Question

Two blocks A and B of masses $m_1$ = 2kg and $m_2$ = 8kg respectively arc allowed to move without friction. Block A is on block B and block B slides on smooth fixed inclined plane as shown in the figure. The angle of inclination of inclined plane is 45°. (Take g = 10 m/s²)

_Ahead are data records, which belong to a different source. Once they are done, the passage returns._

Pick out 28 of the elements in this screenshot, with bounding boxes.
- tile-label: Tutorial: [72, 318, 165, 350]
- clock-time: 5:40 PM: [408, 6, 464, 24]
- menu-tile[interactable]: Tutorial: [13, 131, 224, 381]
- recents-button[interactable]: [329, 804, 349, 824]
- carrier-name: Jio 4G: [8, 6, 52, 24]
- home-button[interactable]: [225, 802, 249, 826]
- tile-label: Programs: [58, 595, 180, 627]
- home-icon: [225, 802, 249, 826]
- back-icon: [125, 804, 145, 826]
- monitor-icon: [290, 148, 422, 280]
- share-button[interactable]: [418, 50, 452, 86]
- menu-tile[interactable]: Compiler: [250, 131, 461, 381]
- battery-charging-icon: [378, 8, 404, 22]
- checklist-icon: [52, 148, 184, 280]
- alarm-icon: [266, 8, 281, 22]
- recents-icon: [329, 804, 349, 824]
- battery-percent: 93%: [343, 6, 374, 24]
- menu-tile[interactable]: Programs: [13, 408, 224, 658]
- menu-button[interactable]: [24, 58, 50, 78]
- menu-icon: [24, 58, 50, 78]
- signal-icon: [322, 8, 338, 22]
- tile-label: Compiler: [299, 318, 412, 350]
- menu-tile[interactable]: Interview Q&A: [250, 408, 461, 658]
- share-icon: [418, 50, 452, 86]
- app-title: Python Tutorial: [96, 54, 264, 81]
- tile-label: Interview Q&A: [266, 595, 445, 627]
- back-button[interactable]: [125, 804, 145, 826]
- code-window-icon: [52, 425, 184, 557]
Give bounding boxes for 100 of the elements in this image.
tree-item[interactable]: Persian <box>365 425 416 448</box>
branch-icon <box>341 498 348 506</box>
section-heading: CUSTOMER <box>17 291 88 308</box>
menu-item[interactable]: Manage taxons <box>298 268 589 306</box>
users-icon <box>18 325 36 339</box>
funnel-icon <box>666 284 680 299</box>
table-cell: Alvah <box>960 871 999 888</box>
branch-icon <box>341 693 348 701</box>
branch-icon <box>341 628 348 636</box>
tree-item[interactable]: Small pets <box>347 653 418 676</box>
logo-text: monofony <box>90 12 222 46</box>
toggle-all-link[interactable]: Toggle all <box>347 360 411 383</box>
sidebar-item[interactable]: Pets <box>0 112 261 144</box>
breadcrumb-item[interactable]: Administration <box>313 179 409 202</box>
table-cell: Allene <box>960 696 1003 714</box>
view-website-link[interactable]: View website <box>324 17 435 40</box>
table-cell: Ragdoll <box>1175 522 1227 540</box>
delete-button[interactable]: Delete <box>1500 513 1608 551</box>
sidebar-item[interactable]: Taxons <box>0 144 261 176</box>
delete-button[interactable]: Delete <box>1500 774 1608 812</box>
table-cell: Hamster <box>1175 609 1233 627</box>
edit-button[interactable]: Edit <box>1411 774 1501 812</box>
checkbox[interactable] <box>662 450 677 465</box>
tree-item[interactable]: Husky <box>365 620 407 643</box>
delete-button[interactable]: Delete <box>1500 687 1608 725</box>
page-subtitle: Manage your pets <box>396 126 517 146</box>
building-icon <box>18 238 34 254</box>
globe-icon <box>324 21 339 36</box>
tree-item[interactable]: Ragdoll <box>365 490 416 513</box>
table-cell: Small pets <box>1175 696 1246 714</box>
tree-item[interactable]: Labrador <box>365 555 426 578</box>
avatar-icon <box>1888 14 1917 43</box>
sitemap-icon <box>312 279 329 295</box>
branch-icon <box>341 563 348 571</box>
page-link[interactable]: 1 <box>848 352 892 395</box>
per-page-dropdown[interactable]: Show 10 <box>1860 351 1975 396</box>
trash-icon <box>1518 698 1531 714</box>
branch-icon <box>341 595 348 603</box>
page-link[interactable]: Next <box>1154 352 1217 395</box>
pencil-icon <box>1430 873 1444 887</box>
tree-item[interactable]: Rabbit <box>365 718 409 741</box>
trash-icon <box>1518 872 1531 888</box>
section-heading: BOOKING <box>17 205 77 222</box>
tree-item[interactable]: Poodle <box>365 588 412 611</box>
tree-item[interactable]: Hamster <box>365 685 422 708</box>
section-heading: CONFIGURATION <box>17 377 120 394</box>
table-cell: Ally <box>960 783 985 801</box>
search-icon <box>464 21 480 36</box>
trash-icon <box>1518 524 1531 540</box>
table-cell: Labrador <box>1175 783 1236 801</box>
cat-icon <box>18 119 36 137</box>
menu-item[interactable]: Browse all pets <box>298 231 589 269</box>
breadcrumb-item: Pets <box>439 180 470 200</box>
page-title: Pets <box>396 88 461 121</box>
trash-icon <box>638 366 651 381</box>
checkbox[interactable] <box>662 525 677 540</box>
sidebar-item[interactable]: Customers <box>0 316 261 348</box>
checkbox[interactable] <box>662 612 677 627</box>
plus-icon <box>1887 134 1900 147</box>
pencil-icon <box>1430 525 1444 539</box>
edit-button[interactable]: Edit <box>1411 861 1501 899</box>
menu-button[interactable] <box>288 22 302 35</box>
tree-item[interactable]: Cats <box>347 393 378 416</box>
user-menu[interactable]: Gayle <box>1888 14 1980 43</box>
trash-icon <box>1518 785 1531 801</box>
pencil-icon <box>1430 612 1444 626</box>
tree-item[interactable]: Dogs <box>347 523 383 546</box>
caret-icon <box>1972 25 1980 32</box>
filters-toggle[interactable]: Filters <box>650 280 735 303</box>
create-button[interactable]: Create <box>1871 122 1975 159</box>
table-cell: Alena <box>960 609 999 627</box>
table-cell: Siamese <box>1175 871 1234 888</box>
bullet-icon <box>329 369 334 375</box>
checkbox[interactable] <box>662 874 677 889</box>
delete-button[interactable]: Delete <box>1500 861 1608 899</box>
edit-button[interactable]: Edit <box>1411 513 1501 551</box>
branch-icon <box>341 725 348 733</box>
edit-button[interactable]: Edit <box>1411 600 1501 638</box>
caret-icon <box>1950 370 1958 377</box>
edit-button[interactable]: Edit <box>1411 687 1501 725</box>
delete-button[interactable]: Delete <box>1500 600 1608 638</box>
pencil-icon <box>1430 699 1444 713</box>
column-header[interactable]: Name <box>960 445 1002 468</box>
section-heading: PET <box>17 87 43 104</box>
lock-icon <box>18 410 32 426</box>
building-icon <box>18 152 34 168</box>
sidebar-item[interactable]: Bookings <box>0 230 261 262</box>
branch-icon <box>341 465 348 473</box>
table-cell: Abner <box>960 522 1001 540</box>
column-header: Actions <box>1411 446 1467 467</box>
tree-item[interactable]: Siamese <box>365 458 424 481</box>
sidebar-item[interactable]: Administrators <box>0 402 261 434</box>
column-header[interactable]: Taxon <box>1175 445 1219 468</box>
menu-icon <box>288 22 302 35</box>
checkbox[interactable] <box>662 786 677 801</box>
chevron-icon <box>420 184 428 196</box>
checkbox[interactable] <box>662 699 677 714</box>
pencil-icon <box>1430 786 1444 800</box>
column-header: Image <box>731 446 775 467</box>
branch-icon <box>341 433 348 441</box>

The acceleration of the block B with respect to the ground is

• A. $\frac{5\sqrt{3}}{7} m/s^2$
• B. $\frac{50\sqrt{2}}{9} m/s^2$
• C. $10\sqrt{2} m/s^2$
• D. $16\sqrt{5}m/s^2$

Answer 1

Answer: (B)

$\frac{50\sqrt{2}}{9} m/s^2$

Answer 2

The acceleration of block B with respect to the ground is given by the formula

$a_B = \frac{(m_1+m_2)g \sin\theta}{m_2 + m_1 \sin^2\theta}$

Substituting the given values, $m_1 = 2$ kg, $m_2 = 8$ kg, $\theta = 45^\circ$, $g = 10 m/s^2$.

$a_B = \frac{(2+8) \times 10 \times \sin 45^\circ}{8 + 2 \times \sin^2 45^\circ} = \frac{10 \times 10 \times \frac{1}{\sqrt{2}}}{8 + 2 \times (\frac{1}{\sqrt{2}})^2} = \frac{\frac{100}{\sqrt{2}}}{8 + 2 \times \frac{1}{2}} = \frac{\frac{100}{\sqrt{2}}}{8+1} = \frac{100}{9\sqrt{2}} = \frac{100\sqrt{2}}{18} = \frac{50\sqrt{2}}{9} m/s^2$.